STANDARD: ISO/IEC 17011  ·  CLAUSE: Clause 7.9.3  ·  TOPIC: Accreditation Cycle


Prior to lifting the suspension of the CAB, an AB shall take into account the required two-year maximum allowed between on-site assessments. If the maximum has been exceeded, an on-site assessment shall be conducted to assess the CAB’s continued compliance with the accreditation requirements (including any suspension prerequisites) prior to reinstating the accreditation.

Note: Clause 3.18 of ISO/IEC 17011:2017 defines suspension as temporary restriction.

FAQ 23

When a reassessment activity and an accreditation decision are postponed due a CAB’s suspension status, is it acceptable for the accreditation cycle to be longer than 5 years?

STANDARD: ISO/IEC 17011  ·  CLAUSE: Clause 7.9.1  ·  TOPIC: Accreditation Cycle


No, the requirement in clause 7.9.1 of ISO/IEC 17011:2017 states that an accreditation cycle shall not be longer than five years. This is independent of the CAB’s accreditation status.

Note: As stated in IAF COVID-19 FAQ No. 27, due to complications with the COVID-19 pandemic, the assessment can be postponed up to 6 months, and the validity of the accreditation certificate prolonged by the same duration, on the condition that the next accreditation cycle starts from the original end date of the previous cycle.

FAQ 22

What is the role of Annex A? Is it informative in the document but normative in interpretation of clause 6.1?

STANDARD: ISO/IEC 17011  ·  CLAUSE: Annex A  ·  TOPIC: Competence of AB personnel


As stated in the standard, Annex A serves as a summary of the competence requirements found in sections to It is an informative annex that indicates which normative requirements of the standard relate to the identified “Accreditation activities” and “Knowledge and skills” associated with those activities. Annex A, while not normative, indicates which sections of the standard contain the normative requirements associated for the areas indicated in Table A.1.

FAQ 21

What is sufficient evidence that risk was considered in the development of an assessment programme for accreditation schemes established prior to the publication of ISO/IEC 17011:2017?

STANDARD: ISO/IEC 17011  ·  CLAUSE: 7.9.2 & 7.9.3  ·  TOPIC: Assessment program and accreditation cycle


The first exercise of establishing an assessment program based on risk will probably have to accept assumptions and hypothesis, since previous risk analysis may not have been documented as required by the current version of ISO/IEC 17011.

FAQ 20

Must the accreditation decision be made within the maximum 5 years’ assessment cycle?

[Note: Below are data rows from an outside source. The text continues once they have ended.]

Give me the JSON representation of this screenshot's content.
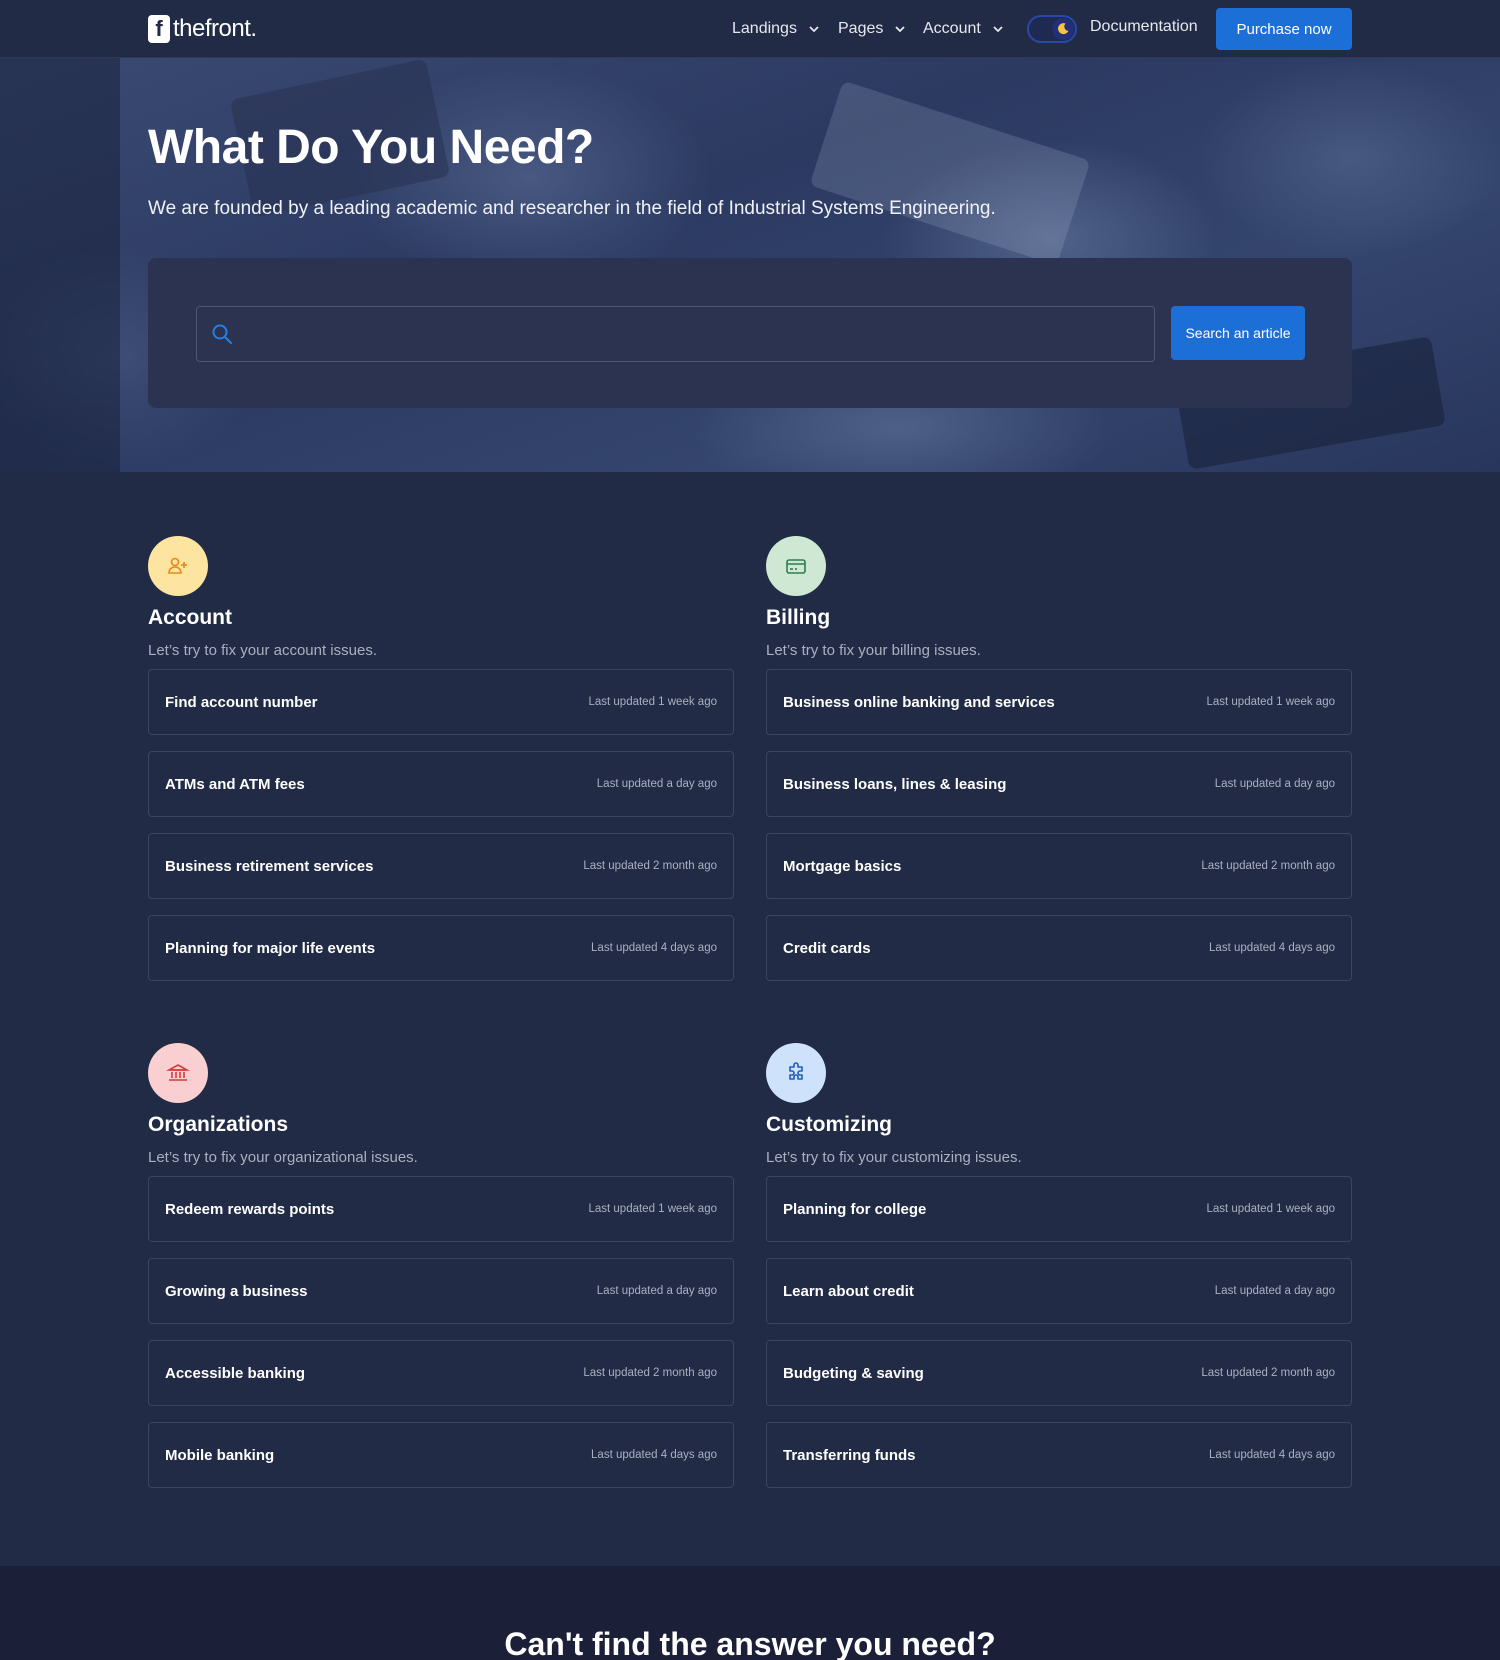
{
  "header": {
    "logo_text": "thefront.",
    "logo_mark": "f",
    "nav": [
      "Landings",
      "Pages",
      "Account"
    ],
    "theme_toggle_icon": "moon-icon",
    "documentation": "Documentation",
    "purchase": "Purchase now"
  },
  "hero": {
    "title": "What Do You Need?",
    "subtitle": "We are founded by a leading academic and researcher in the field of Industrial Systems Engineering.",
    "search_placeholder": "",
    "search_button": "Search an article"
  },
  "categories": [
    {
      "icon": "user-plus-icon",
      "icon_bg": "#fde4a0",
      "icon_color": "#e8881a",
      "title": "Account",
      "description": "Let’s try to fix your account issues.",
      "items": [
        {
          "title": "Find account number",
          "date": "Last updated 1 week ago"
        },
        {
          "title": "ATMs and ATM fees",
          "date": "Last updated a day ago"
        },
        {
          "title": "Business retirement services",
          "date": "Last updated 2 month ago"
        },
        {
          "title": "Planning for major life events",
          "date": "Last updated 4 days ago"
        }
      ]
    },
    {
      "icon": "credit-card-icon",
      "icon_bg": "#cfe8d3",
      "icon_color": "#2e7d4f",
      "title": "Billing",
      "description": "Let’s try to fix your billing issues.",
      "items": [
        {
          "title": "Business online banking and services",
          "date": "Last updated 1 week ago"
        },
        {
          "title": "Business loans, lines & leasing",
          "date": "Last updated a day ago"
        },
        {
          "title": "Mortgage basics",
          "date": "Last updated 2 month ago"
        },
        {
          "title": "Credit cards",
          "date": "Last updated 4 days ago"
        }
      ]
    },
    {
      "icon": "bank-icon",
      "icon_bg": "#f9cfd1",
      "icon_color": "#d33b3b",
      "title": "Organizations",
      "description": "Let’s try to fix your organizational issues.",
      "items": [
        {
          "title": "Redeem rewards points",
          "date": "Last updated 1 week ago"
        },
        {
          "title": "Growing a business",
          "date": "Last updated a day ago"
        },
        {
          "title": "Accessible banking",
          "date": "Last updated 2 month ago"
        },
        {
          "title": "Mobile banking",
          "date": "Last updated 4 days ago"
        }
      ]
    },
    {
      "icon": "puzzle-icon",
      "icon_bg": "#cfe2fb",
      "icon_color": "#1d5fc0",
      "title": "Customizing",
      "description": "Let’s try to fix your customizing issues.",
      "items": [
        {
          "title": "Planning for college",
          "date": "Last updated 1 week ago"
        },
        {
          "title": "Learn about credit",
          "date": "Last updated a day ago"
        },
        {
          "title": "Budgeting & saving",
          "date": "Last updated 2 month ago"
        },
        {
          "title": "Transferring funds",
          "date": "Last updated 4 days ago"
        }
      ]
    }
  ],
  "bottom": {
    "title": "Can't find the answer you need?"
  },
  "colors": {
    "background": "#222b45",
    "accent": "#1d6fd8",
    "card_border": "#3b4463",
    "muted_text": "#aab0c0"
  }
}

STANDARD: ISO/IEC 17011  ·  CLAUSE: 7.9.1  ·  TOPIC: Assessment program and accreditation cycle


Accreditation cycle begins (according to 7.9.1) at or after the date of decision for granting or decision after the reassessment. Accreditation cycles shall not be longer than 5 years. Clause 7.9.4 requires the reassessment to be completed before the end of the cycle, but the standard does not state that the decision after the reassessment shall be taken before the end of the cycle. Nevertheless clause 7.6.8 requires AB to define time limits for the CAB to respond to the assessment reports and clause 7.7.5 requires AB to take decisions “without undue delay” so it is expected that the decision after the reassessment shall be taken in dates close (but not necessarily before) the end of the cycle.

FAQ 19

If accreditation information/certificates are issued by an Accreditation Body to the previous version of an accreditation standard, must the expiration date (if listed) be listed up to but not exceeding the stated transition deadline established by ILAC/IAF?

STANDARD: ISO/IEC 17011  ·  CLAUSE: 7.8.1 f)  ·  TOPIC: Validity of accreditation information


No, the date listed on the accreditation information/certificate can be the end date of the normal accreditation cycle of the AB, but it is the responsibility of the AB to ensure that all accredited CABs have transitioned by the stated deadline established by ILAC/IAF. If an accredited CAB has not completed the transition by the deadline then the AB must take the appropriate adverse action to ensure it is clear that the accreditation is no longer valid. The AB will also need to ensure that the accreditation information/certificates are updated appropriately when the transition process for the accreditation is completed.